CHARLESTON, W.Va. -- Last winter, Linda Mays, a student in my husband's novel class, shared a link to a book on Amazon.com that had been sent to her by a friend.
Apparently, said Mays, her friend's motivation in sending the link was to encourage her to continue writing. "She must've been thinking, 'Hey, if this person can get a book published, maybe you can, too.' "
Mays wrote that she followed the link and read some excerpts from the book, then scrolled down and began reading the reviews.
"That's where the real fun began," said Mays, who shared the link with the rest of the class.
At that time, though, I must've been busy, because rather than follow the link, I saved it for later, then forgot all about it until this past weekend. My husband and I had just returned from a writing conference, which usually gets me so charged up I can't return to my keyboard fast enough.
But this time was different. Instead of brimming with ideas and how to approach them, I came home feeling I've been playing out of my league. There are so many fabulous writers in West Virginia alone. How can I hope to even rise to the middle, much less the top?
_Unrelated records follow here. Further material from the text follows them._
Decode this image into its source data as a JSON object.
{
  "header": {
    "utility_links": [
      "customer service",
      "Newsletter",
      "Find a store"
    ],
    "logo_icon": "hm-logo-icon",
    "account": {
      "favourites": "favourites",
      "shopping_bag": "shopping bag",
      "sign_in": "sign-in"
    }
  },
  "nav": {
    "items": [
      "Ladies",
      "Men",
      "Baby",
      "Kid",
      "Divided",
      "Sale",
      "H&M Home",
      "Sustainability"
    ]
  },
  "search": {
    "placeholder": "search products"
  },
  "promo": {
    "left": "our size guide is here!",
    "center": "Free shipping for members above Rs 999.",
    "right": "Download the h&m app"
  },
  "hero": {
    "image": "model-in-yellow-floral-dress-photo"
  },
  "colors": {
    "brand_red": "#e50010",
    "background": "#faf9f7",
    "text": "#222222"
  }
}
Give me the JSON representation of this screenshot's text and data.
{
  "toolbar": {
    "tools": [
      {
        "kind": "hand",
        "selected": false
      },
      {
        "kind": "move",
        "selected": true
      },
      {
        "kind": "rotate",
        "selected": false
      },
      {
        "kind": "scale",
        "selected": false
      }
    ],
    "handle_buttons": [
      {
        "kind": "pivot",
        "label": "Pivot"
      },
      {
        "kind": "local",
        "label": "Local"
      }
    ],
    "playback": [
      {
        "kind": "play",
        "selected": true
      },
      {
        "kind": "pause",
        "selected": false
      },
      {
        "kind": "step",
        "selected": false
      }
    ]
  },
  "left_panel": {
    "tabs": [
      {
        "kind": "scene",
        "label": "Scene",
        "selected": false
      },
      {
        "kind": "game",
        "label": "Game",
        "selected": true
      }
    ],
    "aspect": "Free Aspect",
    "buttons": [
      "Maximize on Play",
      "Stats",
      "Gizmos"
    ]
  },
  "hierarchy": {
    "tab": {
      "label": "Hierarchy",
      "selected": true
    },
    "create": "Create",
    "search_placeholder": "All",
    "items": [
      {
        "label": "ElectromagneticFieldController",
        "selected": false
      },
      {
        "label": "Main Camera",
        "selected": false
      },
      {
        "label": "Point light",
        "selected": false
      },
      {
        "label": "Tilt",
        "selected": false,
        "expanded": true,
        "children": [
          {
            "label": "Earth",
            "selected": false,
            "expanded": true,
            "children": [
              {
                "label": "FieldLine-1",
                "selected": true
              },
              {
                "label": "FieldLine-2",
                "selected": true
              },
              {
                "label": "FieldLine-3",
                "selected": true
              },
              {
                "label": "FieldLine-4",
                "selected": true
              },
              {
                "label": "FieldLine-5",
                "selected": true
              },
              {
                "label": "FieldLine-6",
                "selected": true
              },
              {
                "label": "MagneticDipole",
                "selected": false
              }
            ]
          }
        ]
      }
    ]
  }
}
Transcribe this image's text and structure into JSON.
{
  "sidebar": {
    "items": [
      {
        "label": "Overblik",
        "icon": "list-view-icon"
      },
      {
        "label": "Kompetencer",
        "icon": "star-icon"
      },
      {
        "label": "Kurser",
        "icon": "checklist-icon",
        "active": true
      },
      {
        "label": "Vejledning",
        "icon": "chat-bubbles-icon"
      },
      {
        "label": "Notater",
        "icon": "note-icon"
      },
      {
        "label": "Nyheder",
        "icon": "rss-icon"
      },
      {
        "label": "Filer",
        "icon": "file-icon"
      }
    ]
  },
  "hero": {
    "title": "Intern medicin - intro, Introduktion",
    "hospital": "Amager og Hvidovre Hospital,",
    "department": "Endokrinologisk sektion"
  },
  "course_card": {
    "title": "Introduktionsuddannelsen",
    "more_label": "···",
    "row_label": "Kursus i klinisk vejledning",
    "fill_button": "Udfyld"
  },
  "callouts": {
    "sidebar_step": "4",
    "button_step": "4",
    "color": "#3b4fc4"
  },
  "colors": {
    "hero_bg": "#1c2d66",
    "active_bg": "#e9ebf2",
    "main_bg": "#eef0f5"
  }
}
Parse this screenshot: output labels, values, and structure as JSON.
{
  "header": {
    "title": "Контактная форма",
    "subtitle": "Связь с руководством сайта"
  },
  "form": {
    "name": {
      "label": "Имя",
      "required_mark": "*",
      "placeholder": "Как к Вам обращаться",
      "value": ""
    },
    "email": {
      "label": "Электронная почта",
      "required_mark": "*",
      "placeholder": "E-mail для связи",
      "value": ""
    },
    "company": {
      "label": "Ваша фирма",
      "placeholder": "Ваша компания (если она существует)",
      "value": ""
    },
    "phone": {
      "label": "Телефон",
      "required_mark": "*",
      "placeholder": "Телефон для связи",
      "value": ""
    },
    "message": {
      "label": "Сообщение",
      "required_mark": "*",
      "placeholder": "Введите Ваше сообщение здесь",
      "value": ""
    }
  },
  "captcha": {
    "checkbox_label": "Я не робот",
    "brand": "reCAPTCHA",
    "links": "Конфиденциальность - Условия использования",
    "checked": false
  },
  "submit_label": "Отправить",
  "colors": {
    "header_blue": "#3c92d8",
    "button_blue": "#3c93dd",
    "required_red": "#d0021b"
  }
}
Fortunately, when I'd saved the link Linda Mays sent, I attached a note to myself that said, "Something to read the next time you're feeling down about writing."
I followed the link and read the reviews.
"As a rule," wrote one of the early reviewers, "I force myself to read at least half of a book, no matter how terrible it is. I must say, this was most certainly the worst half of a book I've ever read. If you're the type of person who likes to stop and look at train wrecks, see if the library has a copy. If not, spare yourself."